AT&T Laboratories |
|||||
A Consumer Broadband goal: Data on Virtual Circuits which have QoS passes seamlessly from remote servers through the Wide Area Telecomms Network to Broadband Appliances in homes.
This project is part of a collaborative effort with co-workers at AT&T's Florham Park Lab. in New Jersey. The plan is to devise low cost high speed broadband networks to the home. The Florham Park Lab has developed chipsets for low cost high speed ATM switches and has built some prototype broadband appliances. We have prototyped and programmed ethernet virtual circuit switches and are contributing to the programming of the ATM switch and switch controller. We are also trialling the integration of this new wired technology with new fixed wireless access (FWA) systems. The FWA system will be viable for high speed broadband connections before fibre systems are available and will be able to fill in areas where it is difficult or expensive to lay fibre.
In the future many homes will have a high speed broadband connection to the rest of the world at rates in excess of 100 Mbps. This is beyond the limit of current copper cable technology.
An obvious future-proof physical connection is fibre, but it has long been thought that the economics of fibre-to-the-home would put this out of reach for decades. The economic arguments rest on the high price of the very large number of fibre-interface kerbside switches that would be required in the periphery of the Access Network and the very high cost of laying new fibre everywhere. Recently AT&T Labs have demonstrated inexpensive switches with fibre interfaces. This and other factors lead us to believe that these economic barriers will be overcome and high speed broadband to the home will soon become economically viable.
The AT&T Low Cost Edge Node is a 155 Mbps ATM switch with fibre interfaces. It has been made inexpensive by using a chip set originally developed in AT&T Labs and now marketed by IDT. The main factor influencing the low cost of the device is its use of DRAM technology to queue and switch complete ATM cells. This reduces the price to a point where the fibre interfaces dominate the total component cost. A 155 Mbps peripheral Access Network could be built from these switches, interfacing to faster (but fewer) switches at a higher level in the Access Network.
Ethernet is a de facto LAN standard and early adopters are already installing wired and wireless ethernet systems in their homes. It does have many advantages over, for example, ATM as a home standard - most importantly it is available, cheap and simple. However, plain ethernet has no support for Quality of Service (QoS). This means that all data connections are treated as having the same priority, and multimedia streams such as video-on-demand, audio-on-demand or phonecalls will be interrupted by other data transfer activity.
To overcome these limitations we have developed the concept of Ethernet Virtual Circuits (EVC). EVCs allow end-to-end virtual circuit connectivity with multiple levels of QoS across mixtures of ATM and ethernet networks - as long as the ethernet networks use EVC-aware switches and EVC-aware appliances. Importantly, EVC networks are compatible with plain ethernet, although the advantages of using virtual circuits would not be available on the plain ethernet section of the network.
At present we have built and programmed a number of prototype EVC switches in Cambridge, some of which have been shipped for evaluation to our co-workers at AT&T's Florham Park, New Jersey, Labs.
Fixed Wireless Access systems have now been developed to the point where they can provide high speed broadband connectivity to the home. In Cambridge we have been trialling an FWA system made by Cambridge Broadband Ltd. The key designers in this company formed one of our spin-offs several years ago, they had previously developed our Broadband Radio ATM Project. The system provides aggregate bandwidth of 60 Mbps bidirectionally within each base station quadrant. Non line of site coverage works at up to 5 Kms. from a base station. The current design is aimed at the European 3.4-3.6 GHz bands.

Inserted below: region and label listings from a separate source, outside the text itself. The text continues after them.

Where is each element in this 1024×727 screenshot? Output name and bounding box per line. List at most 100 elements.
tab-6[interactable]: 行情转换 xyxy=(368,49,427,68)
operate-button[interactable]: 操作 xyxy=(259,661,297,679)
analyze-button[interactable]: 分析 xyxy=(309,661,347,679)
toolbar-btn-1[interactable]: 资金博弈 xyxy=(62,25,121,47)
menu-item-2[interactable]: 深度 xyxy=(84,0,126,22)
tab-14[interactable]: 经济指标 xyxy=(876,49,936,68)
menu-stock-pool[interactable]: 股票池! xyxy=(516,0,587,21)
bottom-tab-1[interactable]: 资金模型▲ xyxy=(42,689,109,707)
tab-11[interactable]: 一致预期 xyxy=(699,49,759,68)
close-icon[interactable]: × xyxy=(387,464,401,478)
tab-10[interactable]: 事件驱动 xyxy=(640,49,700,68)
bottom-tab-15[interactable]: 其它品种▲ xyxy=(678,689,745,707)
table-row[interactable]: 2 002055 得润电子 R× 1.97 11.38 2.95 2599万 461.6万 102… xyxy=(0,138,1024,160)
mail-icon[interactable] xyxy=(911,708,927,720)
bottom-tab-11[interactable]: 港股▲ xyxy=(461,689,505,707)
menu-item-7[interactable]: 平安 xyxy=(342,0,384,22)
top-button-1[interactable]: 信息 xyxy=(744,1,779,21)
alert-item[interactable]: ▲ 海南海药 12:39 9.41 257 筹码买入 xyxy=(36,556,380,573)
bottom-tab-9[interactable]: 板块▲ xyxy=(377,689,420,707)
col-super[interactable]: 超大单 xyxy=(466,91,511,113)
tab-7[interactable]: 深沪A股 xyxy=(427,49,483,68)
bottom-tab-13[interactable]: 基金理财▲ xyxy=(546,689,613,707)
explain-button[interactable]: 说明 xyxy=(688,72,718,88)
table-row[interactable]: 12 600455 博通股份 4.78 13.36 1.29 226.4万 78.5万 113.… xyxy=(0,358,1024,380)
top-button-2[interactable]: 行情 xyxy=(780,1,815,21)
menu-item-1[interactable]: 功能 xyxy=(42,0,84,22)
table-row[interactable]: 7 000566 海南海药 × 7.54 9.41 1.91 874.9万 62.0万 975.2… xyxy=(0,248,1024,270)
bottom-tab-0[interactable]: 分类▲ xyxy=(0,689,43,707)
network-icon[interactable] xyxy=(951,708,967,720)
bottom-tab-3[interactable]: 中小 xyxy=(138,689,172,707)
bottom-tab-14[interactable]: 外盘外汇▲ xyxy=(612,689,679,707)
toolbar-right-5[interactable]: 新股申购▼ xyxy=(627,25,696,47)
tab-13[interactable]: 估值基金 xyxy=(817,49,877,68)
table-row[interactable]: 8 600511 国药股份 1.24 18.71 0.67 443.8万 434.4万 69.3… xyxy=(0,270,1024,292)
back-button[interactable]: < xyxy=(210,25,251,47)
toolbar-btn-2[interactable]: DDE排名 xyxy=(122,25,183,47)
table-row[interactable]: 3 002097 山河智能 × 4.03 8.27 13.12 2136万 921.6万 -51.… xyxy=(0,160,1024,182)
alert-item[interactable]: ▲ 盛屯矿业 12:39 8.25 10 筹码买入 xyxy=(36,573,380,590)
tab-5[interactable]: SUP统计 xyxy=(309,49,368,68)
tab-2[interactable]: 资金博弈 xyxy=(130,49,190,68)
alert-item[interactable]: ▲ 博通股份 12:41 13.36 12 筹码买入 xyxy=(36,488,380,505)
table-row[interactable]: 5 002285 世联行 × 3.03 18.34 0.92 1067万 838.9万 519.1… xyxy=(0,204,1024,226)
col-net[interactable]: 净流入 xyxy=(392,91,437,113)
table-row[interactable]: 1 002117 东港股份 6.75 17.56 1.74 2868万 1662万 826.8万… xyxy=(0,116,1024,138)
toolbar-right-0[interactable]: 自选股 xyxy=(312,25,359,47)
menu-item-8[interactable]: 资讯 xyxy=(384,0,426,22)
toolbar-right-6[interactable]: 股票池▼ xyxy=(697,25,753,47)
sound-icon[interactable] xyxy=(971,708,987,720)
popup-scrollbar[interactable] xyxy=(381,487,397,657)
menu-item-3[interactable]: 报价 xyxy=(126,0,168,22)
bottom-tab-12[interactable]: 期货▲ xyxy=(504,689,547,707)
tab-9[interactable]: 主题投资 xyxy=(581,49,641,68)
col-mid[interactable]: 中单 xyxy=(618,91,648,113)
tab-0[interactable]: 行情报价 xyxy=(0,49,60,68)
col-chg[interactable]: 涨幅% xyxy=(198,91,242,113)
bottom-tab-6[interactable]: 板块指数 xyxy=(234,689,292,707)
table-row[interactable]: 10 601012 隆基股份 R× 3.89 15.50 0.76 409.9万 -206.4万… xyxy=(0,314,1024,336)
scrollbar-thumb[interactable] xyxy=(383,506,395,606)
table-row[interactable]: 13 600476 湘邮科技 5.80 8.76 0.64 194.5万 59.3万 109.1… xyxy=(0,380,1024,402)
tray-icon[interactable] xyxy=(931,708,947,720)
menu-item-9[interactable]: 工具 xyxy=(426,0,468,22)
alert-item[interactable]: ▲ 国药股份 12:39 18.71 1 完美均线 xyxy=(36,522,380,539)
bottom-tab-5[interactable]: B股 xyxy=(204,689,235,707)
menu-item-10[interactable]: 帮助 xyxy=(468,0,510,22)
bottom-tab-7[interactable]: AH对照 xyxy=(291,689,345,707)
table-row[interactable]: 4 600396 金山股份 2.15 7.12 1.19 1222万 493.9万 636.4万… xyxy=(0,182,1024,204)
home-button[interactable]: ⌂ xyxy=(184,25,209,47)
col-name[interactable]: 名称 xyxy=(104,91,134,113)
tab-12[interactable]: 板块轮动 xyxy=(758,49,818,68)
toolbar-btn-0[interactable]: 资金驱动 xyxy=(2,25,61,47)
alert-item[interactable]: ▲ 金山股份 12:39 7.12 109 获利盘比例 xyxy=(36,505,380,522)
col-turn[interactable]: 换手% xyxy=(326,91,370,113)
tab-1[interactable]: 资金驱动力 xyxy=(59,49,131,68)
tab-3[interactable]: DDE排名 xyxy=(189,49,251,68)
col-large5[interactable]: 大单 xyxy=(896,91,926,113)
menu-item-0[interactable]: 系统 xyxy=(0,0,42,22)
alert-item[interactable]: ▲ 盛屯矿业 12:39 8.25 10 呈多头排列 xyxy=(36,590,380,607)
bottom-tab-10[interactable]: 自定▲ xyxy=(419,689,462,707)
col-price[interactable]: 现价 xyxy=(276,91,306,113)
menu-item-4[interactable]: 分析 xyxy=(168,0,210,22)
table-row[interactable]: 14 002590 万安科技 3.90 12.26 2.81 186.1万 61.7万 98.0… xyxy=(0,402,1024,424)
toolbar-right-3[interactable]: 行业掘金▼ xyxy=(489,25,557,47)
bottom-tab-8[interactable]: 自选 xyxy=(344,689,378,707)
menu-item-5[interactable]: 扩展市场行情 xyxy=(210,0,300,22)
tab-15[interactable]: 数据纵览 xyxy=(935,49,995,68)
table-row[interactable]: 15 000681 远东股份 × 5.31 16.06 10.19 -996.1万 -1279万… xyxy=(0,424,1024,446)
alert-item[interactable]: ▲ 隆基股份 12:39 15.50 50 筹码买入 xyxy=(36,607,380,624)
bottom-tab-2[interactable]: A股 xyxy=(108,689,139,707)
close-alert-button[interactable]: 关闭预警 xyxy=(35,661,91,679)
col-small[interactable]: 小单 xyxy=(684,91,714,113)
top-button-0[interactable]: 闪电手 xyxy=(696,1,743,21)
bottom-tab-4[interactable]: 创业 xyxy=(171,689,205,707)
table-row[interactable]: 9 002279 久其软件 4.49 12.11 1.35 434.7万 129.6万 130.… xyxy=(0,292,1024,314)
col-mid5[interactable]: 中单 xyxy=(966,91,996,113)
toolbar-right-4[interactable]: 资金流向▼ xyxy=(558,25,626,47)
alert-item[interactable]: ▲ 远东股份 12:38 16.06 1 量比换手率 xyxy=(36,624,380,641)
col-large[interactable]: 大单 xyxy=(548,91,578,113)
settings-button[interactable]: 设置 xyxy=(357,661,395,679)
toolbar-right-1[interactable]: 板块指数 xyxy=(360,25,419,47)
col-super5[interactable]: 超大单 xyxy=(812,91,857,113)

Our interest in this technology is three-fold, First, it lets us leapfrog the development of fibre broadband to the home by providing us with fast connectivity now. Secondly, being ATM based, it allows for QoS through multiple levels of priority over the air. Finally, wireless technology will inevitably form part of a complete broadband strategy to reach destinations which are difficult or too expensive to fibre.